The result is that the U.S. shale industry, often touted as the backbone of the U.S. energy independence movement, has found itself caught in the middle between the oversupplied oil market and severely hampered oil demand.
And it looks like the government is getting worried.
On Monday evening, the U.S. made the decision to appoint Victoria Coates as special energy representative to Saudi Arabia. While the United States insists that this was in the works for quite some time, even before the oil war began, the timing coincides rather nicely with the shocking price drop for the US crude grade West Texas Intermediate, which is now trading around $23 per barrel, down from $60-something per barrel at the beginning of the year.
This $23 per barrel is not sustainable long term—perhaps not even short term—creating a sense of urgency in the United States to address the problem.
And who better to address than the perceived perpetrator of the oil price war, Saudi Arabia.

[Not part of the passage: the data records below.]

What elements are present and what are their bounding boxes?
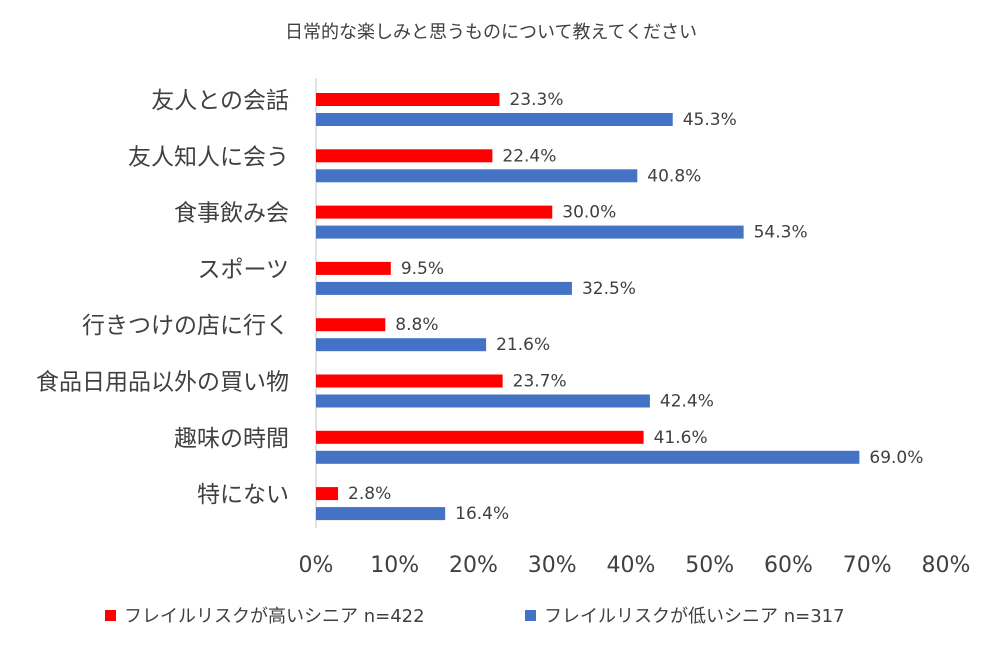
data-label-high-risk: 9.5%: [401, 259, 444, 279]
data-label-high-risk: 2.8%: [348, 484, 391, 504]
data-label-low-risk: 21.6%: [496, 335, 550, 355]
x-tick-label: 0%: [299, 553, 334, 578]
legend-label-high-risk: フレイルリスクが高いシニア n=422: [124, 606, 425, 627]
legend-label-low-risk: フレイルリスクが低いシニア n=317: [544, 606, 845, 627]
data-label-low-risk: 40.8%: [647, 166, 701, 186]
bar-high-risk: [316, 149, 493, 163]
bar-high-risk: [316, 318, 386, 332]
category-label: スポーツ: [197, 257, 289, 283]
category-label: 趣味の時間: [174, 426, 289, 452]
data-label-low-risk: 42.4%: [660, 392, 714, 412]
bar-high-risk: [316, 487, 339, 501]
data-label-low-risk: 16.4%: [455, 504, 509, 524]
category-label: 食事飲み会: [174, 201, 289, 227]
category-label: 友人との会話: [151, 88, 289, 114]
category-label: 友人知人に会う: [128, 144, 289, 170]
category-label: 特にない: [197, 482, 289, 508]
data-label-low-risk: 54.3%: [754, 223, 808, 243]
x-tick-label: 10%: [370, 553, 419, 578]
bar-high-risk: [316, 93, 500, 106]
legend-swatch-low-risk: [525, 610, 536, 621]
x-tick-label: 40%: [607, 553, 656, 578]
bar-low-risk: [316, 450, 860, 464]
x-tick-label: 30%: [528, 553, 577, 578]
data-label-high-risk: 30.0%: [562, 203, 616, 223]
legend-swatch-high-risk: [105, 610, 116, 621]
data-label-low-risk: 69.0%: [869, 448, 923, 468]
data-label-low-risk: 32.5%: [582, 279, 636, 299]
bar-low-risk: [316, 338, 487, 352]
bar-low-risk: [316, 169, 638, 183]
x-tick-label: 60%: [764, 553, 813, 578]
bar-low-risk: [316, 281, 572, 295]
bar-high-risk: [316, 205, 553, 219]
legend: フレイルリスクが高いシニア n=422 フレイルリスクが低いシニア n=317: [105, 606, 845, 627]
bar-high-risk: [316, 261, 391, 275]
data-label-high-risk: 23.3%: [509, 90, 563, 110]
data-label-high-risk: 23.7%: [513, 372, 567, 392]
data-label-high-risk: 8.8%: [395, 315, 438, 335]
category-labels: 友人との会話友人知人に会う食事飲み会スポーツ行きつけの店に行く食品日用品以外の買…: [36, 88, 289, 508]
x-axis-ticks: 0% 10% 20% 30% 40% 50% 60% 70% 80%: [299, 553, 971, 578]
data-label-low-risk: 45.3%: [683, 110, 737, 130]
category-label: 行きつけの店に行く: [82, 313, 289, 339]
x-tick-label: 80%: [922, 553, 971, 578]
bar-low-risk: [316, 394, 650, 408]
x-tick-label: 70%: [843, 553, 892, 578]
bar-high-risk: [316, 374, 503, 388]
category-label: 食品日用品以外の買い物: [36, 370, 289, 396]
data-labels-group: 23.3% 45.3% 22.4% 40.8% 30.0% 54.3% 9.5% 32.5% 8…: [348, 90, 923, 524]
bar-high-risk: [316, 430, 644, 444]
data-label-high-risk: 41.6%: [654, 428, 708, 448]
bars-group: [316, 93, 860, 521]
chart-title: 日常的な楽しみと思うものについて教えてください: [285, 22, 697, 43]
bar-low-risk: [316, 225, 744, 239]
bar-low-risk: [316, 113, 673, 126]
x-tick-label: 20%: [449, 553, 498, 578]
bar-low-risk: [316, 507, 446, 521]
x-tick-label: 50%: [685, 553, 734, 578]
data-label-high-risk: 22.4%: [502, 146, 556, 166]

At the beginning of the oil price slide, the Trump Administration was singing the praises of the low oil prices. For consumers in the United States, lower oil prices mean an easing of cost of living expenses, freeing up money to spend on other things, and bolstering the economy in the process. This is all positive for consumers.

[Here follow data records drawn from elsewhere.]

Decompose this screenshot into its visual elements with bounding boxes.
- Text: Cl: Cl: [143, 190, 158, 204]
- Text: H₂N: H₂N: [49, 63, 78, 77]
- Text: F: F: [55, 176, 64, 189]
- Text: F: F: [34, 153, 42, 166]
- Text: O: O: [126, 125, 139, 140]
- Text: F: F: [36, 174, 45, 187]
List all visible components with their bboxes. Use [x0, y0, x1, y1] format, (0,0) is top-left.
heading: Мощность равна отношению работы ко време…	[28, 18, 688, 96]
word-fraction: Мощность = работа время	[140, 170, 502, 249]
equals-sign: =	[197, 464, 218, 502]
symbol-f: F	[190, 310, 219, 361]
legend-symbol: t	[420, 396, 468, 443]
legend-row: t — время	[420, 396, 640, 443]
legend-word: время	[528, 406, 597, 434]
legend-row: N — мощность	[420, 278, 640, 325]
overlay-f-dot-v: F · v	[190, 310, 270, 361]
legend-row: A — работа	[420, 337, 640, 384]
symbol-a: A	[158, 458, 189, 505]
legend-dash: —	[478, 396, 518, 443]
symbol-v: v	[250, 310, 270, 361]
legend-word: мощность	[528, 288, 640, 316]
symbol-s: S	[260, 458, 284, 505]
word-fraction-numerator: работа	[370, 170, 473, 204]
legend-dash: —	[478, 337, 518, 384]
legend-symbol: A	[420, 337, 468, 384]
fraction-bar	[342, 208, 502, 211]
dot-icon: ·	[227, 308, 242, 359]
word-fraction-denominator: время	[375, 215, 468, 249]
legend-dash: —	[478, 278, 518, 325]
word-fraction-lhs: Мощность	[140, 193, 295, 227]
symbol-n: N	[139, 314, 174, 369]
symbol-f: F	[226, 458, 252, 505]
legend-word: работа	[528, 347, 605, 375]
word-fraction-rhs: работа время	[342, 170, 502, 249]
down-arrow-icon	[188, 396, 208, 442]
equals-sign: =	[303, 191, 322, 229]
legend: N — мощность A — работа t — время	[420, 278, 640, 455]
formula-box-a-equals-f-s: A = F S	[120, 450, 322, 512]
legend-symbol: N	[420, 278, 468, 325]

But it became clear rather quickly that oil prices were sinking far too low to be sustainable for the oil industry, and for the economy. Low gasoline prices mean very little when people aren’t leaving their homes to drive anywhere, as is the case now for nearly half of all Americans, so the single benefit of low oil prices will not be realized. These stay-at-home restrictions and lack of call for gasoline are contributing to the lack of demand and helping to push prices even lower.
The government has since shown signs of its panic—oil prices are too low, and something must give, and soon. That “something”, the U.S. hopes, will be Saudi Arabia.
Enter Victoria Coates.
When United States announced this week that it had appointed a new special energy envoy to Saudi Arabia, the Administration said it was “to ensure the Department of Energy has an added presence in the region.”

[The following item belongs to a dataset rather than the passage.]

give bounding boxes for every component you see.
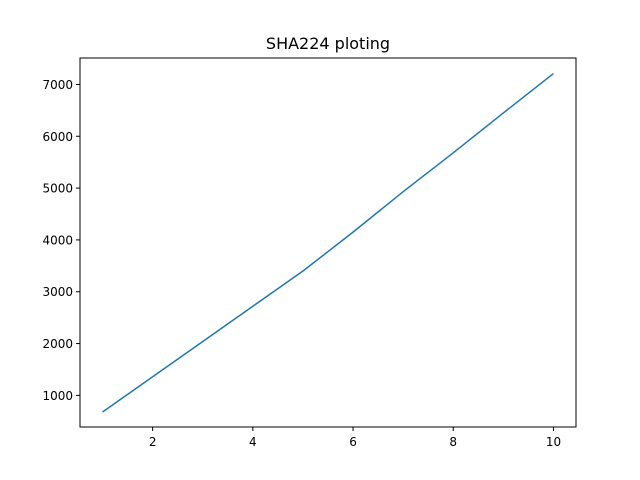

Coates was a critical component of the negotiations with Iran and Trump’s Middle East policy creation during her time at the White House, which ended in February when she moved to the Department of Energy.
The announcement comes about a week after President Trump, at a coronavirus briefing, said the U.S. would intervene in the oil war, stressing the U.S. had “a lot of power over the situation” and was “trying to find some kind of medium ground.”
Despite the timing, the U.S. is not owning the fact that Coates’ new assignment and the oil price war have any noteworthy link.
Lawmakers Out for Blood
But the move comes after intense pressure from U.S. lawmakers and others in the industry in recent weeks, some of who have urged President Trump to take the extreme stance of embargoing Russian and Saudi Arabian oil. Other calls to action include the Texas Railroad Commission’s suggestion to use pro-rationing that would force Texas producers to curb production—something that is unthinkable in America.
Mississippi Senator Roger Wicker and Oklahoma Senator Inhofe asked the Department of Commerce to slap a tariff on foreign oil, citing national security reasons.
Other ideas include outright conspiring—albeit in a somewhat unofficial capacity—with Saudi Arabia to coordinate production.
These rare developments and proposals all indicate one thing: the oil price war is hurting U.S. shale, and the government is worried. Energy security, energy dependence, and a significant portion of the economy are all riding on U.S. shale’s ability to outlast Saudi Arabia or Russia in the oil price war.
And while U.S. shale was the one to show remarkable fortitude the last time Saudi Arabia tried to squeeze it out of the market, the coronavirus component this time around, combined with what many see as an unhealthy debt load, have led to some question whether U.S. shale has what it takes this time around.